Anak-anak, yang seharusnya menjadi gambaran kepolosan, menjadi medium yang paling peka. Mereka duduk di tepi pantai selama berjam-jam, menggambar di atas pasir yang basah. Mereka tidak menggambar wujud yang normal seperti perahu atau ikan atau gunung, seperti sewajarnya anak kecil. Mereka menggambar spiral. Lagi dan lagi. Pusaran-pusaran yang tak berkesudahan, yang ditarik dengan jari-jari kecil mereka tanpa diajarkan, tetapi digerakkan oleh naluri, seolah-olah mereka menjiplak bentuk tak kasat mata dari luka di dasar lautan. Saat ditanya apa yang mereka gambar, jawaban mereka selalu saja sama, yang mereka bisikkan dengan kepolosan yang terdengar mengerikan, gambar pintu air.

Orang-orang lebih percaya pada cerita-cerita ini alih-alih berita di televisi yang sinyalnya sering kali hanya menampilkan semut digital. Mereka telah belajar, melalui generasi-generasi yang hilang dan keanehan-keanehan yang tak bisa dijelaskan, bahwa di Tanjung Sunyi, hukum-hukum dunia luar tidak sepenuhnya berlaku.

Di ujung dermaga utama yang reyot, di mana kayu-kayu ulin tua mengerang setiap kali ombak malas menghantam tiang-tiangnya, seorang pemuda duduk sendirian di bangku panjang nan kasar. Namanya Bayu. Usianya tiga puluh delapan tahun, namun laut dan kesedihan telah mengukir lebih banyak tahun di wajahnya. Kulitnya gelap terbakar matahari, rambutnya hitam dan tebal, selalu tampak sedikit acak-acakan oleh angin laut. Pagi ini, seperti pagi-pagi lainnya, ritualnya tidak pernah berubah.

Di satu tangan, ia memegang cangkir kaleng berisi kopi hitam pekat tanpa gula, uapnya yang pahit menari-nari di udara pagi yang dingin. Sedangkan tangan lainnya, Bayu memegang papan kecil berisi satu pil penenang berwarna putih. Dengan gerakan yang sudah menjadi kebiasaan, ia memasukkan pil itu ke mulutnya, lalu menelannya dengan bantuan kopi panas. Tontonan kombinasi yang aneh—stimulan dan depresan—tetapi itulah yang dibutuhkannya untuk menghadapi hari. Kopi untuk membangunkan tubuhnya. Sebaliknya, pil akan menidurkan hantu-hantu di kepalanya.

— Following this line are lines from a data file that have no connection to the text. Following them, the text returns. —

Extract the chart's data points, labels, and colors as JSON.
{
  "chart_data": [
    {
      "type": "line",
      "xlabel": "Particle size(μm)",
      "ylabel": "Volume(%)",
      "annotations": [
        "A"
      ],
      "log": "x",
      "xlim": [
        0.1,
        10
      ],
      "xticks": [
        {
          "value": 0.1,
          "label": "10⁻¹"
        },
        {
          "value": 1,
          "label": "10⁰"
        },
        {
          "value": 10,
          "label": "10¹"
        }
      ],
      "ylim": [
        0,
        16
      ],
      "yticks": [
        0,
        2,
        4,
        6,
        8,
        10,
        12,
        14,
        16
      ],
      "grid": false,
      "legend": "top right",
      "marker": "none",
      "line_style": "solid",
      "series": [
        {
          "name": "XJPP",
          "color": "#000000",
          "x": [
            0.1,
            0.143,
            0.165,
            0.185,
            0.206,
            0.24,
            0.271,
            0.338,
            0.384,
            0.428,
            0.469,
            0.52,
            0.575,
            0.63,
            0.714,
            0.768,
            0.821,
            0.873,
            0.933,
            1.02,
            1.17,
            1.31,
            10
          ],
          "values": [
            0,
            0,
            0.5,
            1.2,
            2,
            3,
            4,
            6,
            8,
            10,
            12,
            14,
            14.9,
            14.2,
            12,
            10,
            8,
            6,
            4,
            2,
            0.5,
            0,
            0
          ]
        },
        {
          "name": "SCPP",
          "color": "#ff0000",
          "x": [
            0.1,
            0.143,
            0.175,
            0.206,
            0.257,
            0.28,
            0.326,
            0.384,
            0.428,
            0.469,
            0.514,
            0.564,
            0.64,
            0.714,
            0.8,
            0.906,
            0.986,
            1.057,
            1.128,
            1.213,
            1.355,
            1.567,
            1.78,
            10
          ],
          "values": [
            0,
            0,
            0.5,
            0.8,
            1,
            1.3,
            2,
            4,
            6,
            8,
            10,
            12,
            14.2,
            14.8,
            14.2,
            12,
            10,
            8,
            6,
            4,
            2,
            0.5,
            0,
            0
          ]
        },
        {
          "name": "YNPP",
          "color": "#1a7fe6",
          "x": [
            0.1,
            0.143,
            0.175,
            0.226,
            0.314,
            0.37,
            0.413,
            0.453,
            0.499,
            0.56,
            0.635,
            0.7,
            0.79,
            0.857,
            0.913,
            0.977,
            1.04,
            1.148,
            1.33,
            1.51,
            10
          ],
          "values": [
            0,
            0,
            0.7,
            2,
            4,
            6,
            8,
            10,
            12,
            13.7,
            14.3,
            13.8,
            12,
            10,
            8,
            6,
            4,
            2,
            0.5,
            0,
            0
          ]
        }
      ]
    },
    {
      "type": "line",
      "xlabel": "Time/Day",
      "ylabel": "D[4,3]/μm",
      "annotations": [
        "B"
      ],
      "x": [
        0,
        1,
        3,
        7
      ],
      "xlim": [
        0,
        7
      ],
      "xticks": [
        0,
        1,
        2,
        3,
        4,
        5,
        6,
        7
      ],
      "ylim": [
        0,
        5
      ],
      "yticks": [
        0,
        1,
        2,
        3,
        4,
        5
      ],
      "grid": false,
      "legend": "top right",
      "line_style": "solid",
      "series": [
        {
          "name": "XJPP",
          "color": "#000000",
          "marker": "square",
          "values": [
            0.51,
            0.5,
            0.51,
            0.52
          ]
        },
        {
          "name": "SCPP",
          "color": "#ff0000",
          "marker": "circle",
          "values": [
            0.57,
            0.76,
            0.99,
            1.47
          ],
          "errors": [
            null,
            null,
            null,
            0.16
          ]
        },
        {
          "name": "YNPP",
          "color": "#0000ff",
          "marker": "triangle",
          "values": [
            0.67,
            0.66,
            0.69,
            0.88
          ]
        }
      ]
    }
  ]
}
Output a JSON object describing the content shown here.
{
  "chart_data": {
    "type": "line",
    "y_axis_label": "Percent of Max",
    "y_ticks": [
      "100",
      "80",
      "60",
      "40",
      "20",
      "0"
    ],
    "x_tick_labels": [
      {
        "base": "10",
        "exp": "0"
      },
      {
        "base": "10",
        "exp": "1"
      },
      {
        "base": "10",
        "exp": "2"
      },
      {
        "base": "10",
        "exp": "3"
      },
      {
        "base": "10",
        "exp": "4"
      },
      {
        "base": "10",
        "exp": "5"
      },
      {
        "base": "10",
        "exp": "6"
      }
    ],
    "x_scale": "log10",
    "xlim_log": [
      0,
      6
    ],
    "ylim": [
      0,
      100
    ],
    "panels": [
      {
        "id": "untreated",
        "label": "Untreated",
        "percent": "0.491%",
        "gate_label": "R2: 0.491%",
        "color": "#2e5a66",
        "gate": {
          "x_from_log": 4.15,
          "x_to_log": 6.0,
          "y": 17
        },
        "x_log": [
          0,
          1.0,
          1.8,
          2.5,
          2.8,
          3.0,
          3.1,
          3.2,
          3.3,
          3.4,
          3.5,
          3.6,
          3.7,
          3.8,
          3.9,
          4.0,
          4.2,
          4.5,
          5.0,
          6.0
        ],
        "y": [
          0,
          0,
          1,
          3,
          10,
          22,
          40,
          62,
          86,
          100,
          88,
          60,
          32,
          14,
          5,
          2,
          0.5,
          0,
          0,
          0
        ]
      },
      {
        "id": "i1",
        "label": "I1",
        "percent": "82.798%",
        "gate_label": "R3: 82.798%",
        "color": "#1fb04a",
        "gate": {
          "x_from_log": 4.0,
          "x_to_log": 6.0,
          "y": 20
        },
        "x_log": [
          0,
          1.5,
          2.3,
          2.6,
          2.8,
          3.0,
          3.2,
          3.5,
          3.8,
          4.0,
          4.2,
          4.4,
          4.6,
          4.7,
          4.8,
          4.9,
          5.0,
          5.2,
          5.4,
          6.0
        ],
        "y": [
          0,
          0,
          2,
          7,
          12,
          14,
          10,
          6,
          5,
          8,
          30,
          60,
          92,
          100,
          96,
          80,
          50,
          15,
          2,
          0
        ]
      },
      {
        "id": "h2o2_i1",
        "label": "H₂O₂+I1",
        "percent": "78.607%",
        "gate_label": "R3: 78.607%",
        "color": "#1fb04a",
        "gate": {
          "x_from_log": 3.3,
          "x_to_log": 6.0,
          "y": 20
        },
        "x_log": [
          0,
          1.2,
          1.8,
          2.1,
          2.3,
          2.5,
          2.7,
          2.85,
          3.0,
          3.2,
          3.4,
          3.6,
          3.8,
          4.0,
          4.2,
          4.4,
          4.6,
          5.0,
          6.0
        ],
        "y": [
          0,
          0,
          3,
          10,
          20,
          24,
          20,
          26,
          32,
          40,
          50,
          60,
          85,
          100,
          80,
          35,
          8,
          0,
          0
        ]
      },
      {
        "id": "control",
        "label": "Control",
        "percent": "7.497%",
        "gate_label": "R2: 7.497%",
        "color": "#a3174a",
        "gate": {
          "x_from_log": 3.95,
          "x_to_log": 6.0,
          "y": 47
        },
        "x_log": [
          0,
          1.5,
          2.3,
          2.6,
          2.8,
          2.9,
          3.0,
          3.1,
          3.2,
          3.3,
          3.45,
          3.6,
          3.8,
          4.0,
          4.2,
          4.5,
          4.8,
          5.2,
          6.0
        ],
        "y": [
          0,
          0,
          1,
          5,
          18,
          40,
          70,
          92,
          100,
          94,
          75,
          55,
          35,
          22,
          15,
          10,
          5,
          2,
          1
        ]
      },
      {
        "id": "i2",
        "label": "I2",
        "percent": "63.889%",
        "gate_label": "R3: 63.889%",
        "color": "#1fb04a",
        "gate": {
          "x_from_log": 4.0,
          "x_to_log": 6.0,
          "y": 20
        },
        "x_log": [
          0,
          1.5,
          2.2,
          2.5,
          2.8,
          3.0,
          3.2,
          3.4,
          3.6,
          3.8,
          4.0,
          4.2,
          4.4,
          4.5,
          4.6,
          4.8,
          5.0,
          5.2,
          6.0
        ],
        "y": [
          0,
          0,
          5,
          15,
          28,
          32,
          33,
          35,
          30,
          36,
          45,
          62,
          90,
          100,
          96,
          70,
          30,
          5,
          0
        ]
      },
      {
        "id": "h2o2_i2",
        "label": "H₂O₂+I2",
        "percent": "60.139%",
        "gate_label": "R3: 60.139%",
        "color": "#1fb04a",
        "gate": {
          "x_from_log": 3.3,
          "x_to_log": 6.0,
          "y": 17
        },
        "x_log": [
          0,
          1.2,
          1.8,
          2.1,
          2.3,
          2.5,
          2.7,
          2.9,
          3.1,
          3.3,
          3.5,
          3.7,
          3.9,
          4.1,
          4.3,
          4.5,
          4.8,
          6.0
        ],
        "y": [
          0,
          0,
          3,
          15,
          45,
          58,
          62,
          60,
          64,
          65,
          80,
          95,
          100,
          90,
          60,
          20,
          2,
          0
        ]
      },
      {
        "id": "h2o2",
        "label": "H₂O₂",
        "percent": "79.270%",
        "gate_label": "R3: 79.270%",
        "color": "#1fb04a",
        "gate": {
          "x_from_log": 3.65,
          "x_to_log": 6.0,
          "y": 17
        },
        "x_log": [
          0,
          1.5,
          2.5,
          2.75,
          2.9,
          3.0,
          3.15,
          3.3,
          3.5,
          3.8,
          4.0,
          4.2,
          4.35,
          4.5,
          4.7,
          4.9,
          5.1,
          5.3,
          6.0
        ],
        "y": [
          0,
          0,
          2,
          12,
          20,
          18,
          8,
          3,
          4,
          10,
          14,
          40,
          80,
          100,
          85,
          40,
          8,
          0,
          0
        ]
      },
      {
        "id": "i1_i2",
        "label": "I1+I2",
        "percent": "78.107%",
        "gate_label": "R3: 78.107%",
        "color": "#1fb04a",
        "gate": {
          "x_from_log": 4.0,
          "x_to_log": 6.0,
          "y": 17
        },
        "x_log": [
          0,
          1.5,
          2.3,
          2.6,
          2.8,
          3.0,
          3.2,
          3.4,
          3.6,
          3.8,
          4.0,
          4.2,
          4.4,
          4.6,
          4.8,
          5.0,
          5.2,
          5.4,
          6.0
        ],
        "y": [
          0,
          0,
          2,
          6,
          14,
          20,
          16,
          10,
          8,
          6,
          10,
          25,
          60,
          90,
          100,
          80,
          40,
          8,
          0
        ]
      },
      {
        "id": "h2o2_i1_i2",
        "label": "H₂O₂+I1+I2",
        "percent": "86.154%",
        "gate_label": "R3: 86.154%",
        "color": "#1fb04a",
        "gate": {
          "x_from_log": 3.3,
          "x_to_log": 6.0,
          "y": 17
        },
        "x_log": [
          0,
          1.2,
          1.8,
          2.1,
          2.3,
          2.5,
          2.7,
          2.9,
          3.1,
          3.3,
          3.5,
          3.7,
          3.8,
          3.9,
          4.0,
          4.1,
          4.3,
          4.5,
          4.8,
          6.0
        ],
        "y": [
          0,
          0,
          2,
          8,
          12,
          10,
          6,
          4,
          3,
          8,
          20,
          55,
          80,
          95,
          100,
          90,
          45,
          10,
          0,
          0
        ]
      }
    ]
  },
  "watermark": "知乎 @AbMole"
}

Matanya, yang seharusnya berada di puncak kejernihan seorang pemuda dewasa, lebih nampak kosong dan keruh. Tatapannya tak pernah tertuju pada kapal-kapal nelayan yang bersiap melaut atau setidaknya pada camar-camar yang melayang malas. Tatapannya menembus semua itu, terpaku pada satu titik pada cakrawala yang tak berbentuk. Titik pertemuan antara langit dengan laut yang sama-sama kelabu. Titik yang sama yang telah ditatapnya selama ribuan pagi. Titik di mana laut telah menelan ayahnya, Hasan Surya, tiga puluh tiga tahun yang lalu, angka yang terasa ganjil, juga nyata disaat yang bersamaan.

Sinismenya membentuk selimut baja yang ia kenakan setiap hari, ditempa dari kehilangan dan kekecewaan. Ia memakainya untuk melindungi dirinya dari tatapan kasihan para tetua, dari bisik-bisik takhayul, dan yang terpenting baginya, dari harapan. Karena harapan di Tanjung Sunyi seringkali dianggap wujud lain dari siksaan yang paling kejam.